As is widely recognised, different jobs have different requirements at different times. Those new to a role, employer or even employment, might benefit from different arrangements. Managers may have different demands from those they manage. Add in for good measure geographically-dispersed teams, the complexities of hot desking arrangements and individual preferences and ways of working. It’s an area of management that is focused on the micro rather than macro.

For every anecdote on how this has transformed the work-life balance, there will be one where the lack of structure and contact is demotivating. There are countless good and bad examples of how this is operating. In sort, it is, as my daughter says, “trifficult”.

What isn’t trifficult though, is working out that a top-down politically-motivated diktat is not the solution. There is no evidence that 60% is the answer. We know because we’ve asked repeatedly.
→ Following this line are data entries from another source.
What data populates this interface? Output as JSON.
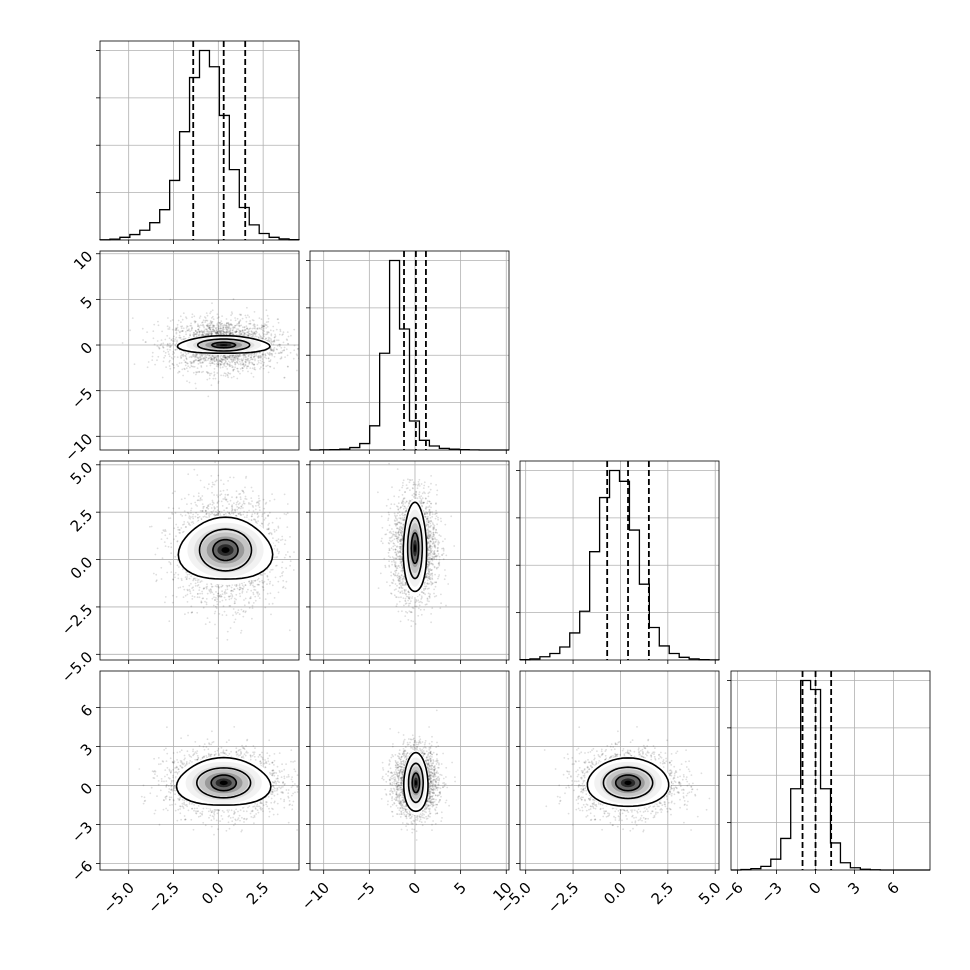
{
  "chart_data": {
    "type": "corner",
    "grid": true,
    "quantile_lines": "dashed",
    "variables": [
      {
        "index": 0,
        "range": [
          -6.6,
          4.5
        ],
        "ticks": [
          -5.0,
          -2.5,
          0.0,
          2.5
        ],
        "tick_labels": [
          "−5.0",
          "−2.5",
          "0.0",
          "2.5"
        ],
        "quantiles": [
          -1.4,
          0.3,
          1.5
        ],
        "hist": [
          0.2,
          0.8,
          2.5,
          5,
          9,
          16,
          28,
          55,
          100,
          150,
          175,
          160,
          115,
          65,
          30,
          14,
          6,
          2.5,
          1,
          0.3
        ]
      },
      {
        "index": 1,
        "range": [
          -11.5,
          10.3
        ],
        "ticks": [
          -10,
          -5,
          0,
          5,
          10
        ],
        "tick_labels": [
          "−10",
          "−5",
          "0",
          "5",
          "10"
        ],
        "quantiles": [
          -1.2,
          0.1,
          1.2
        ],
        "hist": [
          0,
          0.3,
          0.5,
          1,
          3,
          8,
          30,
          120,
          235,
          150,
          36,
          12,
          5,
          2,
          1,
          0.5,
          0.2,
          0,
          0,
          0
        ]
      },
      {
        "index": 2,
        "range": [
          -5.3,
          5.2
        ],
        "ticks": [
          -5.0,
          -2.5,
          0.0,
          2.5,
          5.0
        ],
        "tick_labels": [
          "−5.0",
          "−2.5",
          "0.0",
          "2.5",
          "5.0"
        ],
        "quantiles": [
          -0.7,
          0.4,
          1.5
        ],
        "hist": [
          0.3,
          1,
          3,
          6,
          12,
          25,
          45,
          100,
          150,
          175,
          165,
          120,
          70,
          30,
          13,
          6,
          2.5,
          1,
          0.3,
          0.1
        ]
      },
      {
        "index": 3,
        "range": [
          -6.5,
          8.8
        ],
        "ticks": [
          -6,
          -3,
          0,
          3,
          6
        ],
        "tick_labels": [
          "−6",
          "−3",
          "0",
          "3",
          "6"
        ],
        "quantiles": [
          -1.0,
          0.0,
          1.2
        ],
        "hist": [
          0,
          0.5,
          1.5,
          4,
          12,
          35,
          90,
          210,
          200,
          90,
          30,
          8,
          2.5,
          0.8,
          0.3,
          0,
          0,
          0,
          0,
          0
        ]
      }
    ],
    "pairs": [
      {
        "x": 0,
        "y": 1,
        "center": [
          0.3,
          0.0
        ],
        "sx": 1.5,
        "sy": 1.4,
        "contours": [
          [
            2.45,
            1.0,
            0.1
          ],
          [
            1.45,
            0.65,
            0
          ],
          [
            0.65,
            0.3,
            0
          ]
        ]
      },
      {
        "x": 0,
        "y": 2,
        "center": [
          0.4,
          0.5
        ],
        "sx": 1.4,
        "sy": 1.4,
        "contours": [
          [
            2.5,
            1.7,
            0.1
          ],
          [
            1.45,
            1.1,
            0
          ],
          [
            0.7,
            0.55,
            0
          ]
        ]
      },
      {
        "x": 1,
        "y": 2,
        "center": [
          0.0,
          0.6
        ],
        "sx": 1.2,
        "sy": 1.4,
        "contours": [
          [
            1.25,
            2.4,
            0.05
          ],
          [
            0.8,
            1.6,
            0
          ],
          [
            0.4,
            0.8,
            0
          ]
        ]
      },
      {
        "x": 0,
        "y": 3,
        "center": [
          0.3,
          0.2
        ],
        "sx": 1.6,
        "sy": 1.2,
        "contours": [
          [
            2.5,
            1.9,
            0.1
          ],
          [
            1.5,
            1.15,
            0
          ],
          [
            0.7,
            0.6,
            0
          ]
        ]
      },
      {
        "x": 1,
        "y": 3,
        "center": [
          0.1,
          0.2
        ],
        "sx": 1.2,
        "sy": 1.3,
        "contours": [
          [
            1.3,
            2.3,
            0.05
          ],
          [
            0.8,
            1.5,
            0
          ],
          [
            0.4,
            0.75,
            0
          ]
        ]
      },
      {
        "x": 2,
        "y": 3,
        "center": [
          0.4,
          0.2
        ],
        "sx": 1.3,
        "sy": 1.2,
        "contours": [
          [
            2.1,
            1.9,
            0.05
          ],
          [
            1.3,
            1.2,
            0
          ],
          [
            0.65,
            0.6,
            0
          ]
        ]
      }
    ]
  }
}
There is some evidence that hybrid is better than full remote working, but beyond that there is no magic number. And 60% has quite literally been plucked from thin air by ministers to suit their political agenda.

Civil servants know that the 60% has absolutely no bearing on the reality of their working practice. Whether they prefer a balance one way or the other, the 60% rule only demonstrates that whoever came up with it does not understand – and probably does not care – whether it is practical, manageable or preferable.

Ministers can talk wistfully about collaboration and watercooler moments. Those absolutely have their place in a workplace dynamic. Working out how and when to create those, to bring meaning to the benefits of the office, is exactly what management need to do. As has been said by wiser people than me, neither a bottom-up nor top-down approach to these issues works.

I do not pretend that the current state of play is ideal for everyone, far from it. But the 60% rule has nothing to do with this. It is simply a stick to beat the feckless wokerati with, and play to a voting base that similarly doesn’t understand the modern world of work or public services.

And like all of those attacks – which are clearly coming back into vogue as an election approaches – it simply further undermines the morale of half a million public servants, at a time when the country needs the opposite from its elected leaders.